The has worked very well for me. Very rarely do I find spam in my inbox, and real mail ends up in caughtspam so rarely that I never look in there except for when someone insists they have sent me mail that I can't find. The probablespam mailbox is mostly spam, but occasionally I find some real mail in there. The not_me mailbox contains some spam along with messages I have been bcced on.
But recently I have been finding more real mail in my probablespam mailbox. Almost invariably these messages have been classified as BAYES_99, meaning that the SpamAssassin Bayesian classifier thinks the message is almost certainly spam.
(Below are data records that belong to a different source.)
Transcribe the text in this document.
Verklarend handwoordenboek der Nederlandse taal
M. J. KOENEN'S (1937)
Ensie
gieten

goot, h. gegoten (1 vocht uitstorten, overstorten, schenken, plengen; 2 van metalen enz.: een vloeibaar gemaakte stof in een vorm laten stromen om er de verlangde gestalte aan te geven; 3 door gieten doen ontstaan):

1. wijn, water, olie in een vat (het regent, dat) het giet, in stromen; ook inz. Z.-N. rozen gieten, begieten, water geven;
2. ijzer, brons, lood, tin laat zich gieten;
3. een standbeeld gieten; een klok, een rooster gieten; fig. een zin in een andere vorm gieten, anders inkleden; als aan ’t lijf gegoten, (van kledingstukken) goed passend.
It's been a long time since I first trained SpamAssassin so I wondered whether the database had been polluted. This is often known as Bayesian poisoning, and is part of the goal of messages you might see which contain a poem or part of a story or just a long list of random words.
So I decided to retrain the Bayesian classifier to see if it could do any better. First I backed up the current database, then trained it on ham and spam.
$ sa-learn --backup > /var/tmp/sa.db $ sa-learn --clear $ sa-learn --ham --progress --mbox ~/Mail/new ~/Mail/tips $ sa-learn --spam --progress --mbox ~/Mail/probablespam ~/Mail/spam
Early results are encouraging. A few mistakes of course, but that is to be expected until I train it a little better. But fixing the problems is easy in mutt:
$ grep sa-learn ~/.muttrc macro index S "|sa-learn --spam\ns=spam\n" macro pager S "|sa-learn --spam\ns=spam\n" macro index H "|sa-learn --ham\ns=new\n" macro pager H "|sa-learn --ham\ns=new\n"
As an aside, I wonder what SpamAssassin has to do with Apache?